ECONOMYNEXT – Sri Lanka’s agriculture authorities are planning to grab 14,000 acres of paddy, violating property rights of the owners claiming that there are ‘fallow’ and give them ‘young persons’ to cultivate them, a report said, recalling Zimbabwe style land reform.
The plan to take-over 14,000 acres of paddy land comes as the country is going through the worst currency crisis in the history of its soft-pegged central bank which printed money and made food prices almost double and a bloated cash-strapped state defaulted on its foreign debt.
Under Sri Lanka’s Paddy Lands Act, considered by some as a post-independent folly along with previous repeated expropriation of private property, rice paddies cannot be put to more productive or alternative uses, putting their owners in difficulty.
“The government has allocated 550 million rupees to cultivate 14,000 acres of fallow paddy lands,” state-run Daily News newspaper reported.
“These fallow lands will be brought under the government and steps will be taken to cultivate them using the funds made available by the government
“Agriculture Minister Mahinda Amaraweera instructed the Agrarian Development Departmetn to bring these fallow paddy lands under plough by making use of this allocation.”
The rulers have decided to “take over and cultivate’ 2,774 acres of paddy in Matakl, Nuwara Eliya, Vavuniya, Kurunegala, Puttalam, Badulla and Moneragala districts which have not been cultivated for over five years and 11,256 acres in other districts.
Minister Amaraweera has also instructed the Commissioner General of Agriculture to take steps to bring amendments to the ‘Agricultural Act’ for the implementation of the project.
Then are 47,471 acres of ‘fallow land’ in the remaining 17 districts.
“Minister Amaraweera advised that if the owners do not cultivate these fallow paddy fields, they should be handed over to the government and given to young persons who have no land to cultivate them for up to five years,” the newspaper said.
The violation of property rights of the private citizens come as President Ranil Wickremesinghe is trying to create conditions to attract investment and make the country and export competitive nation.

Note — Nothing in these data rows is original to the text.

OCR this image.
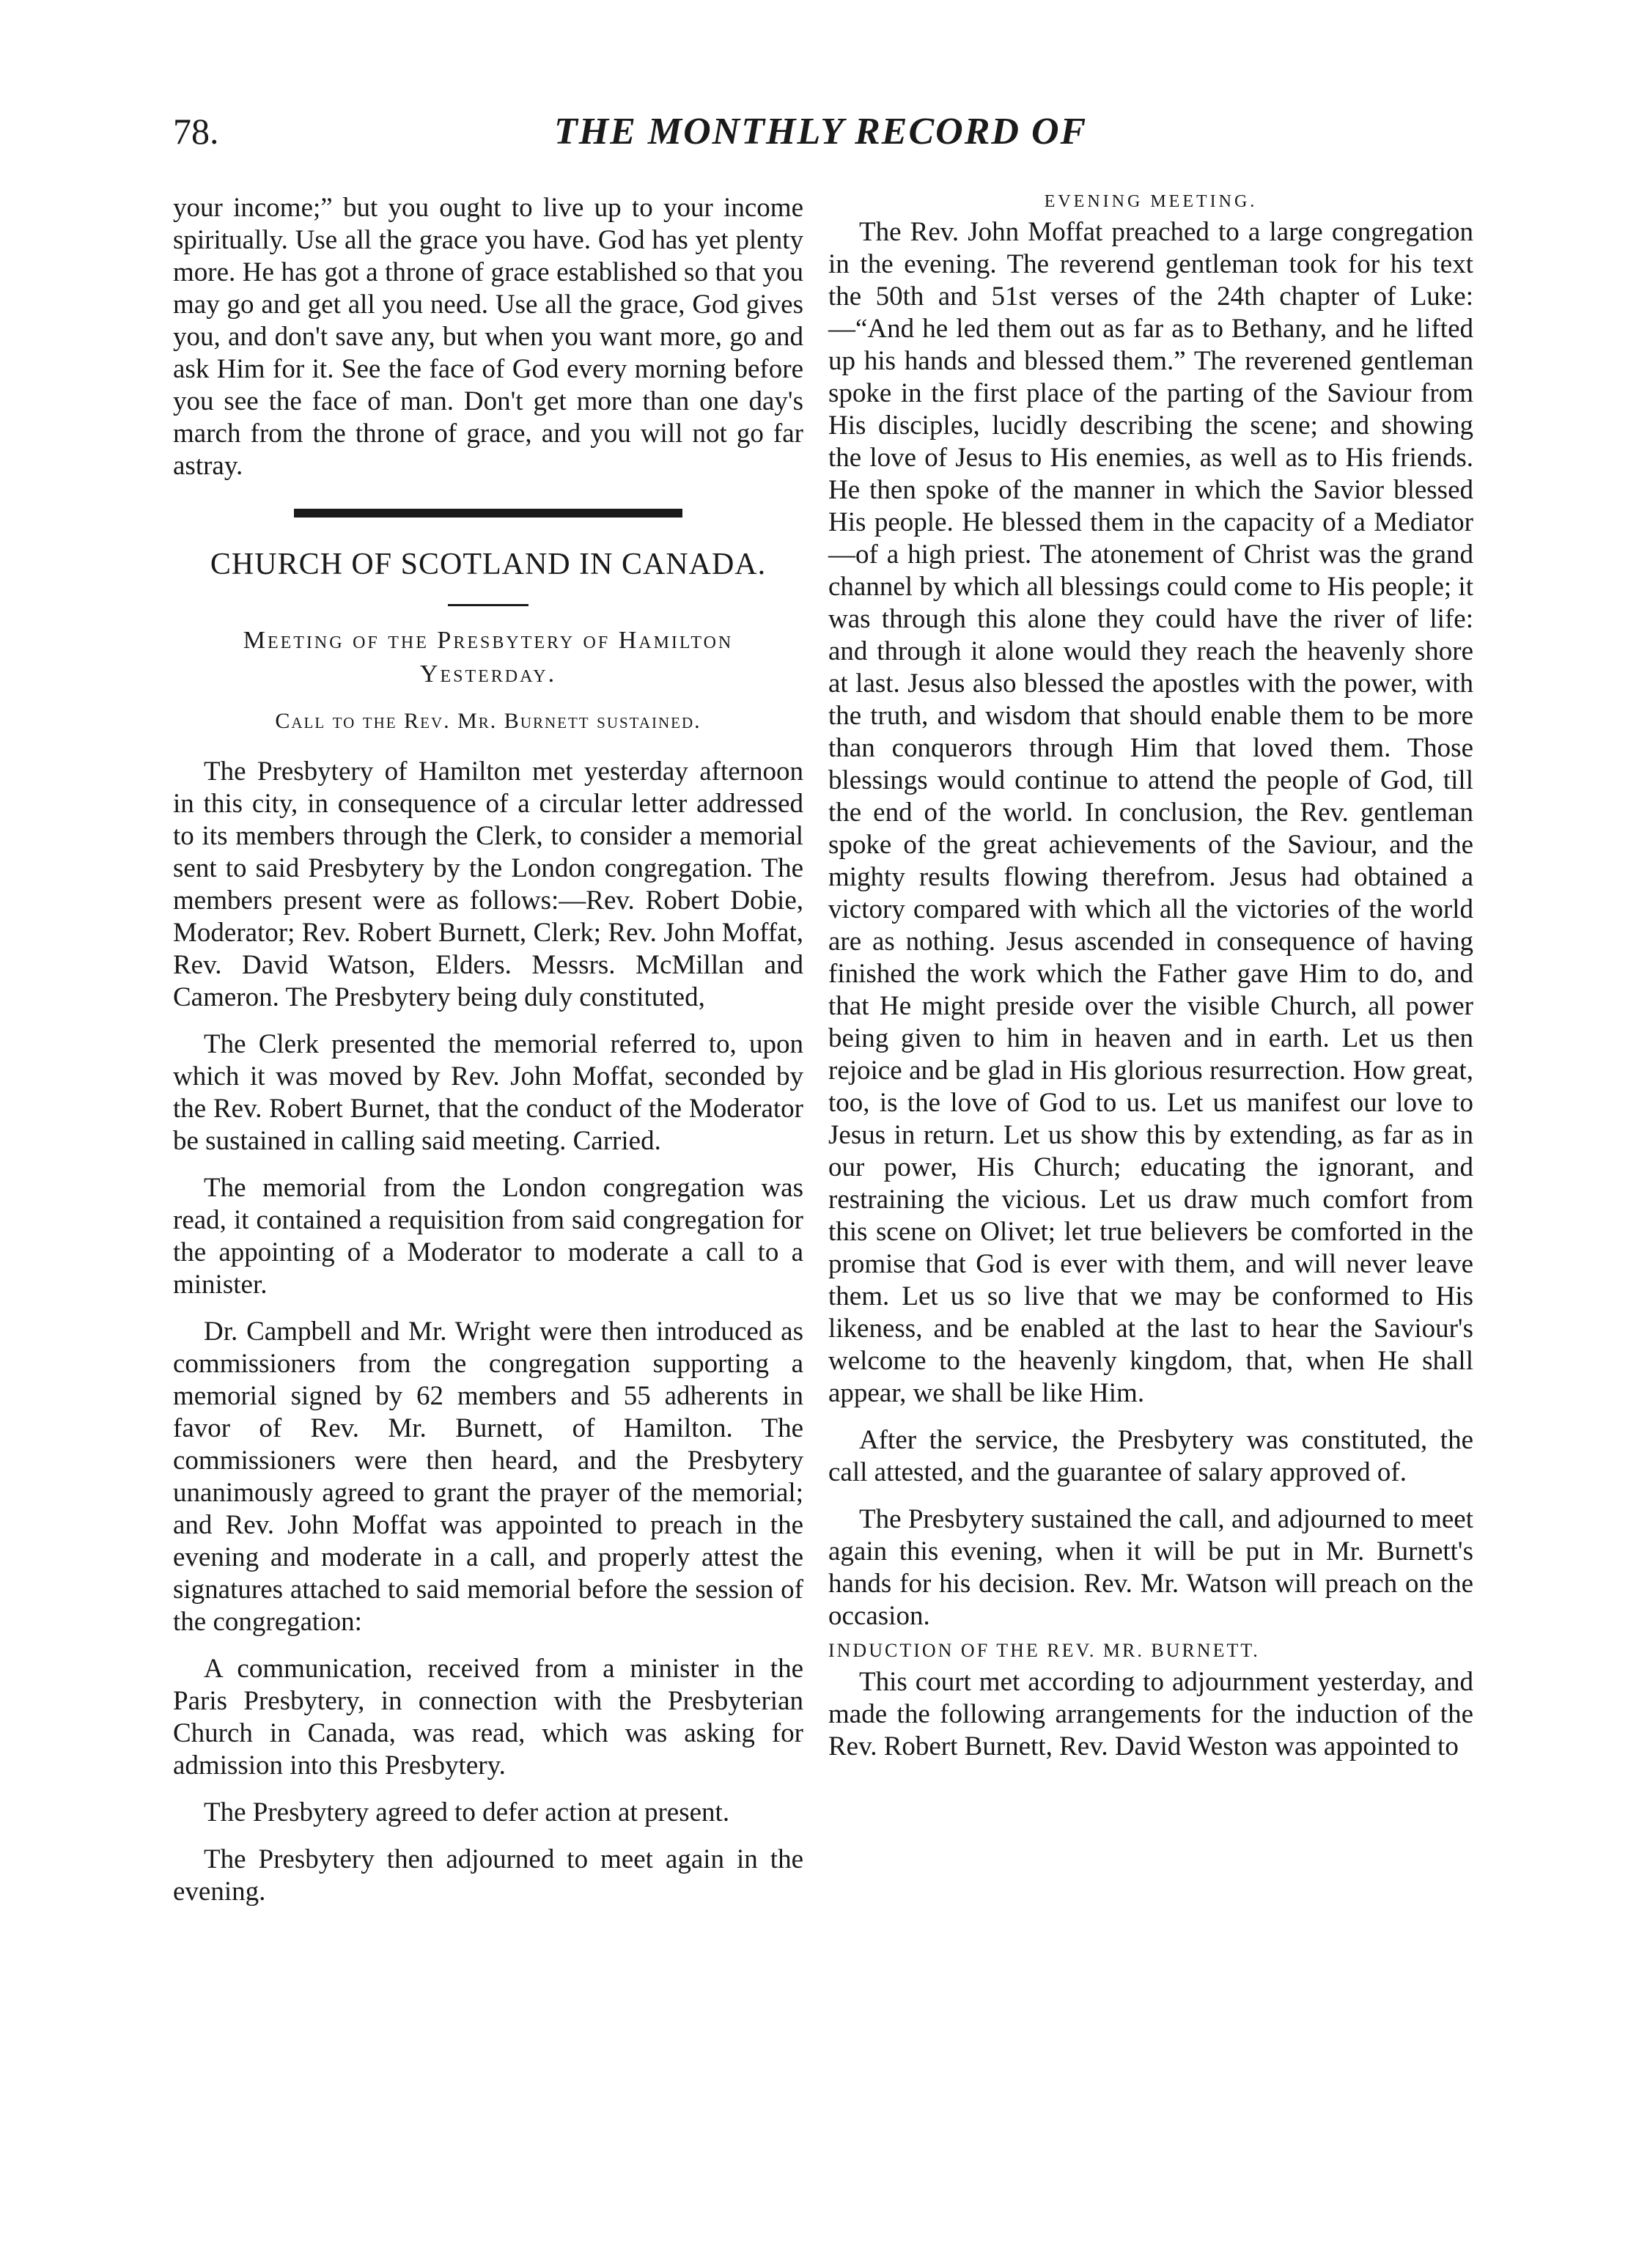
78.	THE MONTHLY RECORD OF

your income;” but you ought to live up to your income spiritually. Use all the grace you have. God has yet plenty more. He has got a throne of grace established so that you may go and get all you need. Use all the grace, God gives you, and don't save any, but when you want more, go and ask Him for it. See the face of God every morning before you see the face of man. Don't get more than one day's march from the throne of grace, and you will not go far astray.

CHURCH OF SCOTLAND IN CANADA.
Meeting of the Presbytery of Hamilton Yesterday.
Call to the Rev. Mr. Burnett sustained.

The Presbytery of Hamilton met yesterday afternoon in this city, in consequence of a circular letter addressed to its members through the Clerk, to consider a memorial sent to said Presbytery by the London congregation. The members present were as follows:—Rev. Robert Dobie, Moderator; Rev. Robert Burnett, Clerk; Rev. John Moffat, Rev. David Watson, Elders. Messrs. McMillan and Cameron. The Presbytery being duly constituted,

The Clerk presented the memorial referred to, upon which it was moved by Rev. John Moffat, seconded by the Rev. Robert Burnet, that the conduct of the Moderator be sustained in calling said meeting. Carried.

The memorial from the London congregation was read, it contained a requisition from said congregation for the appointing of a Moderator to moderate a call to a minister.

Dr. Campbell and Mr. Wright were then introduced as commissioners from the congregation supporting a memorial signed by 62 members and 55 adherents in favor of Rev. Mr. Burnett, of Hamilton. The commissioners were then heard, and the Presbytery unanimously agreed to grant the prayer of the memorial; and Rev. John Moffat was appointed to preach in the evening and moderate in a call, and properly attest the signatures attached to said memorial before the session of the congregation:

A communication, received from a minister in the Paris Presbytery, in connection with the Presbyterian Church in Canada, was read, which was asking for admission into this Presbytery.

The Presbytery agreed to defer action at present.

The Presbytery then adjourned to meet again in the evening.

EVENING MEETING.

The Rev. John Moffat preached to a large congregation in the evening. The reverend gentleman took for his text the 50th and 51st verses of the 24th chapter of Luke:—“And he led them out as far as to Bethany, and he lifted up his hands and blessed them.” The reverened gentleman spoke in the first place of the parting of the Saviour from His disciples, lucidly describing the scene; and showing the love of Jesus to His enemies, as well as to His friends. He then spoke of the manner in which the Savior blessed His people. He blessed them in the capacity of a Mediator—of a high priest. The atonement of Christ was the grand channel by which all blessings could come to His people; it was through this alone they could have the river of life: and through it alone would they reach the heavenly shore at last. Jesus also blessed the apostles with the power, with the truth, and wisdom that should enable them to be more than conquerors through Him that loved them. Those blessings would continue to attend the people of God, till the end of the world. In conclusion, the Rev. gentleman spoke of the great achievements of the Saviour, and the mighty results flowing therefrom. Jesus had obtained a victory compared with which all the victories of the world are as nothing. Jesus ascended in consequence of having finished the work which the Father gave Him to do, and that He might preside over the visible Church, all power being given to him in heaven and in earth. Let us then rejoice and be glad in His glorious resurrection. How great, too, is the love of God to us. Let us manifest our love to Jesus in return. Let us show this by extending, as far as in our power, His Church; educating the ignorant, and restraining the vicious. Let us draw much comfort from this scene on Olivet; let true believers be comforted in the promise that God is ever with them, and will never leave them. Let us so live that we may be conformed to His likeness, and be enabled at the last to hear the Saviour's welcome to the heavenly kingdom, that, when He shall appear, we shall be like Him.

After the service, the Presbytery was constituted, the call attested, and the guarantee of salary approved of.

The Presbytery sustained the call, and adjourned to meet again this evening, when it will be put in Mr. Burnett's hands for his decision. Rev. Mr. Watson will preach on the occasion.

INDUCTION OF THE REV. MR. BURNETT.

This court met according to adjournment yesterday, and made the following arrangements for the induction of the Rev. Robert Burnett, Rev. David Weston was appointed to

Sri Lanka’s farmers do not grow internationally traded grades of rice and also are also not cost-competitive due to years of protection.
Young people who try to grow high value export crops in rice fields including face severe difficulty in getting ‘permission’ from the state to cultivate their own land with alternative according to anecdotal reports.
Sri Lanka’s people got freehold land rights after European rule especially after Colebrook–Cameron reforms of 1832 ended service tenure paving the way for broader freehold.
The reforms put the Sri Lanka on the path to a modern commercial economy, President Wickremesinghe said recently.
Repeated expropriation which discouraged foreign and domestic investment and the Paddy Land Act which led to land use restrictions came after independence.
“When Sri Lanka became a commercial economy, a modern commercial economy, after the Colebrook–Cameron reforms and opening up the abolition of Rajakariya, the British came in, but not only the British the Sri Lankan’s also came,” President Wickremesinghe told a Sri Lanka economic policy forum.
“They had no banks, they had no means finding money, and there was no World Bank to give them assistance on a concessionary term. But what did they do? They build up a big business empire.
“While the British planted tea, we planted coconut, we exploited our graphite. And then in 1948 after the war was over, we stood second to Japan. But we started destroying it from the sixties and the seventies.”
Due previous expropriation of land and businesses by the post-independent state, ex-President J R Jayewardene put in a constitutional guarantee to re-assure foreign investors as he wooed FDI’s in an effort to boost exports.
However in 2011 the then rulers expropriated more businesses through an ad-hominem law targeting chosen enterprises including two public listed companies and several with foreign investor involvement.
There are fresh fears that land under lease on privatized plantations – which were part of the expropriation involved in economic destruction of the ‘sixties and seventies – will be re-expropriated under similar pretexts as ‘fallow land’.
Though service tenure ended, critics say almost a 100 years later hard-hearted native rulers with a feudal outlook still imagine that the other people’s land belongs to them to be used directed.
However after central banks trigger economic crises rulers tend to engage in various sudden interventions undermining the investment environment – a phenomenon known as regime uncertainty – which was blamed for delaying an economic recovery from the Great Depression triggered by the Fed.